The Ethereum blockchain is similar to the Bitcoin blockchain in that it is a distributed ledger technology (DLT) that uses a consensus mechanism to validate transactions and add them to the blockchain. However, there are several key differences between the two.
One major difference is that Ethereum has its own programming language, called Solidity, which allows developers to create smart contracts. Smart contracts are self-executing contracts with the terms of the agreement written directly into the code. This allows for the creation of decentralized applications (dApps) that can run without a central authority or intermediary.

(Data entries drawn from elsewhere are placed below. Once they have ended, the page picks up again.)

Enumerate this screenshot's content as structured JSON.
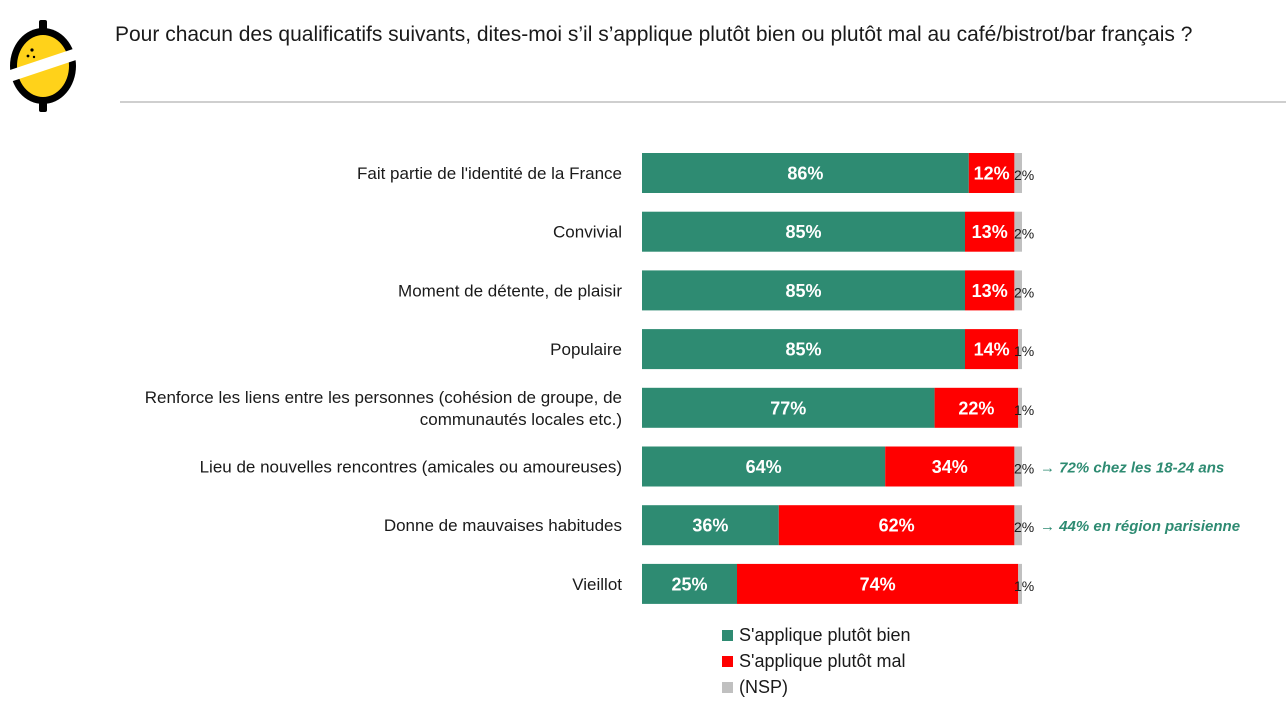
{
  "header": {
    "title": "Pour chacun des qualificatifs suivants, dites-moi s’il s’applique plutôt bien ou plutôt mal au café/bistrot/bar français ?"
  },
  "logo": {
    "icon": "lemon-logo-icon",
    "colors": {
      "body": "#000000",
      "fill": "#ffd21a"
    }
  },
  "colors": {
    "bien": "#2e8b72",
    "mal": "#ff0000",
    "nsp": "#c0c0c0",
    "note": "#2e8b72"
  },
  "chart_data": {
    "type": "bar",
    "orientation": "horizontal",
    "stacked": true,
    "categories": [
      [
        "Fait partie de l'identité de la France"
      ],
      [
        "Convivial"
      ],
      [
        "Moment de détente, de plaisir"
      ],
      [
        "Populaire"
      ],
      [
        "Renforce les liens entre les personnes (cohésion de groupe, de",
        "communautés locales etc.)"
      ],
      [
        "Lieu de nouvelles rencontres (amicales ou amoureuses)"
      ],
      [
        "Donne de mauvaises habitudes"
      ],
      [
        "Vieillot"
      ]
    ],
    "series": [
      {
        "name": "S'applique plutôt bien",
        "color": "#2e8b72",
        "values": [
          86,
          85,
          85,
          85,
          77,
          64,
          36,
          25
        ]
      },
      {
        "name": "S'applique plutôt mal",
        "color": "#ff0000",
        "values": [
          12,
          13,
          13,
          14,
          22,
          34,
          62,
          74
        ]
      },
      {
        "name": "(NSP)",
        "color": "#c0c0c0",
        "values": [
          2,
          2,
          2,
          1,
          1,
          2,
          2,
          1
        ]
      }
    ],
    "value_suffix": "%",
    "annotations": [
      {
        "category_index": 5,
        "text": "→ 72% chez les 18-24 ans"
      },
      {
        "category_index": 6,
        "text": "→ 44% en région parisienne"
      }
    ],
    "xlim": [
      0,
      100
    ],
    "grid": false,
    "legend": "bottom"
  }
}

Another major difference is that while the Bitcoin blockchain is primarily used for the transfer of digital currency, the Ethereum blockchain has a broader range of use cases. This is due to the ability to create and run smart contracts on the Ethereum blockchain. These smart contracts can be used for a wide range of applications such as digital identity, supply chain management, voting systems, and more.
Ethereum also uses a different consensus mechanism than Bitcoin. Bitcoin uses a Proof-of-Work (PoW) mechanism, in which miners compete to solve complex mathematical puzzles in order to validate transactions and add them to the blockchain. In contrast, Ethereum currently uses a hybrid consensus mechanism called PoS (Proof-of-Stake), in which validators are chosen based on how many coins they hold and how long they have held them.
The Ethereum blockchain is also designed to be more flexible and adaptable than the Bitcoin blockchain. This is achieved through the use of a process called hard forks, which allows the Ethereum community to make changes to the protocol. However, unlike Bitcoin, which has a fixed maximum supply of 21 million coins, Ethereum has no maximum supply limit, which means that the number of Ether (the cryptocurrency of the Ethereum network) can increase over time.
Currently, Ethereum is the second largest blockchain by market capitalization and is also home to majority of decentralized finance (DeFi) applications.
Ethereum's roadmap for scaling the network is called Ethereum 2.0 or Serenity, it aims to address the current limitations of the Ethereum network such as high gas fees and low scalability. The main change proposed in Ethereum 2.0 is the transition from a PoW to a PoS consensus mechanism, this will increase the security and energy efficiency of the network. Furthermore, Ethereum 2.0 is expected to bring sharding, which will be a big step in increasing the number of transactions that can be processed per second.
In conclusion, Ethereum is a blockchain platform that enables the creation of smart contracts and decentralized applications. The Ethereum blockchain is more flexible and adaptable than the Bitcoin blockchain and has a broader range of use cases due to the ability to create and run smart contracts. Ethereum is currently the second largest blockchain by market capitalization and is home to majority of decentralized finance (DeFi) applications. With Ethereum 2.0, the network aims to address the current limitations such as high gas fees and low scalability which will make it more efficient and secure.